The author being yelled at by a prominent sales leader with bad advice.
Don’t sell past the close!!!!!!!!11!!!
This phrase was screamed at me a few years ago, during a sales meeting, right in front of the customer we were with. I immediately laughed, because, what sort of person lacks the self control necessary to know that maybe that wasn’t the best possible time to give feedback?
It was a ridiculous experience, but it’s also just bad advice
The advice, as far as I could tell after wiping the spittle off my face, was that selling is transactional, and once you get a “yes”, don’t spend even a second “over-selling” someone. Move on to the next lead. A win is a win. Close it and keep going.
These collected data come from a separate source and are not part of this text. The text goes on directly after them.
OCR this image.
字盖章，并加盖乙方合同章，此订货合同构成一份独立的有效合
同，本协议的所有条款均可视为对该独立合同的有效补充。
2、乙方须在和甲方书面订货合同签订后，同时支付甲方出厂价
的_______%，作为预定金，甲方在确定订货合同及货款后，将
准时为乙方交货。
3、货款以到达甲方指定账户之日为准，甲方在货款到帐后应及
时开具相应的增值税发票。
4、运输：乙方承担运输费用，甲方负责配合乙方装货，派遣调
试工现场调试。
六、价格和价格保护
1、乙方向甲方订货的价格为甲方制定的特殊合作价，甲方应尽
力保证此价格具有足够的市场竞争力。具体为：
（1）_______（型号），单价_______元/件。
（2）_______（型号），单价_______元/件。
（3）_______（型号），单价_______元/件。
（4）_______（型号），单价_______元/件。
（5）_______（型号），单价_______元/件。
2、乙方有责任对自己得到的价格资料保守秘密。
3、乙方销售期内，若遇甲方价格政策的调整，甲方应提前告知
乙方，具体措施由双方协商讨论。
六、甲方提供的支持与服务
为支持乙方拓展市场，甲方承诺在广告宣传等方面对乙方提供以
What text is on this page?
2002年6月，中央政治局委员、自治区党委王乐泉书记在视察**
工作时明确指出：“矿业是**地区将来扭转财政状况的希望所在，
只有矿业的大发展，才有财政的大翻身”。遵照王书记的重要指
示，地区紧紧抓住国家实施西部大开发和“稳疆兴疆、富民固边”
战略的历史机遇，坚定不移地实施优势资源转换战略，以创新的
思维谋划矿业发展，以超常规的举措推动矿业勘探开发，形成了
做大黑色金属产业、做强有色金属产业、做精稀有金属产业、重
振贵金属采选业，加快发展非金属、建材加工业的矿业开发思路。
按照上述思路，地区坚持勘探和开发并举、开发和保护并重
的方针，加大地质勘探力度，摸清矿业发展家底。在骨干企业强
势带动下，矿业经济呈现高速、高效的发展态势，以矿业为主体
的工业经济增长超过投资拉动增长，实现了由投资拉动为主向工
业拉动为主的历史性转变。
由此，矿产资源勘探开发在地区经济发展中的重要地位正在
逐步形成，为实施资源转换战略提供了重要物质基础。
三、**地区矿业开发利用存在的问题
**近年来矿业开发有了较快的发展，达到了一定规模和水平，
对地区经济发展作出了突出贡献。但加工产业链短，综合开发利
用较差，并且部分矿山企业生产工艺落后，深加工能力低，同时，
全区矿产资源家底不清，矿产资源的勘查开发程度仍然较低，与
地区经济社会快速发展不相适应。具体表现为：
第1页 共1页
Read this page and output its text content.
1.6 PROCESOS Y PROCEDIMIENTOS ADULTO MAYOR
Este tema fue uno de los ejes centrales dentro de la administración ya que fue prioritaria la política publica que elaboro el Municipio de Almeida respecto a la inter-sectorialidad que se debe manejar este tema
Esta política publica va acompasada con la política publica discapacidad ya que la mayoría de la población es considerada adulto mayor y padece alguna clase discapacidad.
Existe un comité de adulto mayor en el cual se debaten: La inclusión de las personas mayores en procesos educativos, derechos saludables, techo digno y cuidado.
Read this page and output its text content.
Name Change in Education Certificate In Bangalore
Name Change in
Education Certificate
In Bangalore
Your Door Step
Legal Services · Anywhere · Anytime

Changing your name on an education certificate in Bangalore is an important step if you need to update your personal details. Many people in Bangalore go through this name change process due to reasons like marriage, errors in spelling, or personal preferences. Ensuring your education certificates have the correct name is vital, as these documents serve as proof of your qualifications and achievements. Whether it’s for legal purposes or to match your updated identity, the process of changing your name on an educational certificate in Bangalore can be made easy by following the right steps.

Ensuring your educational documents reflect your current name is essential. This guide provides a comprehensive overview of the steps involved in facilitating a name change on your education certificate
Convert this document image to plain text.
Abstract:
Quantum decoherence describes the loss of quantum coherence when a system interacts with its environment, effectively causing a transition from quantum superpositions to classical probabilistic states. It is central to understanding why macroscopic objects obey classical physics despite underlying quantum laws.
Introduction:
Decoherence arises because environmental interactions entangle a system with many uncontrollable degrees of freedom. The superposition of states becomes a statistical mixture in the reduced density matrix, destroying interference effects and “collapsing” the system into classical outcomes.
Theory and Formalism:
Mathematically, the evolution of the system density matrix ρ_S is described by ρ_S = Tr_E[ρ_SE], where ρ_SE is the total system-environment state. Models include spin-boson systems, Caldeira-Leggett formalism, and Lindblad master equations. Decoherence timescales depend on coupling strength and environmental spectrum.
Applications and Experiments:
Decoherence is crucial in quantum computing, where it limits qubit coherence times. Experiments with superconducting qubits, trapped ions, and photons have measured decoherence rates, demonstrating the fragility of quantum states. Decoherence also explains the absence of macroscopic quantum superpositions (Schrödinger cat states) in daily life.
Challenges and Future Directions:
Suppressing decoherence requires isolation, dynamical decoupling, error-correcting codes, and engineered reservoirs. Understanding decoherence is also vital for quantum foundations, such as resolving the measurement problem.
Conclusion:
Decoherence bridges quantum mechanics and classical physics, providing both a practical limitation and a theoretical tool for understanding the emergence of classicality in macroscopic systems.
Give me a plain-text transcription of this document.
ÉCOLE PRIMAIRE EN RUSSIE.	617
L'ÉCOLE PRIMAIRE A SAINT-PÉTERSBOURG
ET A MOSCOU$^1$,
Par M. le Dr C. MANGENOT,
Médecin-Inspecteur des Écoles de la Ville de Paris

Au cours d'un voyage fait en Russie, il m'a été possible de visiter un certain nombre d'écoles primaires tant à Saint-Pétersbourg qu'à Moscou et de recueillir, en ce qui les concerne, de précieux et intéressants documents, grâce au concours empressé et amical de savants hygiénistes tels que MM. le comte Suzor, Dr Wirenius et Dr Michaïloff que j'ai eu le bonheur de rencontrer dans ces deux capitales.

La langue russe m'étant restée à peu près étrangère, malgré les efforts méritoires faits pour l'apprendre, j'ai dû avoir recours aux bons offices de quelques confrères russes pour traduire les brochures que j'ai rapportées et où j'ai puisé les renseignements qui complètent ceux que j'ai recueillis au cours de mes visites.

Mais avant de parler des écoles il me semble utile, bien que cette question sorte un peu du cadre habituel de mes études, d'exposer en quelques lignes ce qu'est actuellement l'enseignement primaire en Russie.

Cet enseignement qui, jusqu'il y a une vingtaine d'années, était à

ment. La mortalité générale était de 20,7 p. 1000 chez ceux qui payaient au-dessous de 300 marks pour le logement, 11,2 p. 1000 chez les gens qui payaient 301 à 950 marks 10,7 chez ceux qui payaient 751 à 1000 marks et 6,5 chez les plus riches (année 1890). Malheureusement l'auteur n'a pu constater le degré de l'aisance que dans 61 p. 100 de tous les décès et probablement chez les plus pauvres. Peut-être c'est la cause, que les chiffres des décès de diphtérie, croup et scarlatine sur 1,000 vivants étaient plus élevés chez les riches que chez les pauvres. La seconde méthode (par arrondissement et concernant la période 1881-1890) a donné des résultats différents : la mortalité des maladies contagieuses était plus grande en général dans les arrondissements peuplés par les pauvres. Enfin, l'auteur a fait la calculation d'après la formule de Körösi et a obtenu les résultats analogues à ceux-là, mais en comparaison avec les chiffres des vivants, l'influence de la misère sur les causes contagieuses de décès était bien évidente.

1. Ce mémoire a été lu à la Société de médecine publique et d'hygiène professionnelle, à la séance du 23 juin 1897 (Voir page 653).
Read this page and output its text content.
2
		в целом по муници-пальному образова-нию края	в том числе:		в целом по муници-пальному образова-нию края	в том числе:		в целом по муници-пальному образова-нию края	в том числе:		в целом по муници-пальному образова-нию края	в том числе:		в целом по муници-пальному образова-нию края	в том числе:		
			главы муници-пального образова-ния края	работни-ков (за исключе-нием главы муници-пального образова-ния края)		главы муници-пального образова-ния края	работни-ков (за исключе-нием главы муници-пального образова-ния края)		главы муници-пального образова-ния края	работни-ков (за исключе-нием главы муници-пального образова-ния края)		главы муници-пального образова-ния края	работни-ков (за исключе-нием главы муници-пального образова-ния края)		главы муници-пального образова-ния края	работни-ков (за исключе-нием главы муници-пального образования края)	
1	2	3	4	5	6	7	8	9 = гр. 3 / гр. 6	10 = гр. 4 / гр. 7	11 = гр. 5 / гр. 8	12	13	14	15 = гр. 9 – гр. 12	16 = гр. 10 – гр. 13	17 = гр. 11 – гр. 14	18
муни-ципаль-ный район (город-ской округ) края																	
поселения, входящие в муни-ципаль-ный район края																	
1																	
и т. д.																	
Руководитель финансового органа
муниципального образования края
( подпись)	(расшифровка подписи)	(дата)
Selling should not start or end with a deal closing
The goal of a profit-seeking business is to sell a product people want to buy. For software companies, this essentially means finding the right kinds of customers, matching them to the right package, convincing them of the value this product will bring, selling them some software, ensuring they’re successful in getting the anticipated value, and increasing that value over time through increased usage and demand. Simple, right?
The “close” is just a milestone
Selling is product. Selling is marketing. Selling is community. Selling is consultative. Selling is deal structure. Selling is value creation. Selling is making customers successful. Selling is maintaining great relationships. Selling is adaptive to changing markets. Selling is growing value over time with a better and better product. Selling is negative churn.
Selling. Doesn’t. Stop. Customers, and the perceived value you deliver, are yours to lose.
So go ahead, sell past the close. Sell before the close. Stop thinking about transactions. Listen. Learn. Deliver something valuable. Listen some more.
Treat your customers like an ATM and they’ll treat you the same.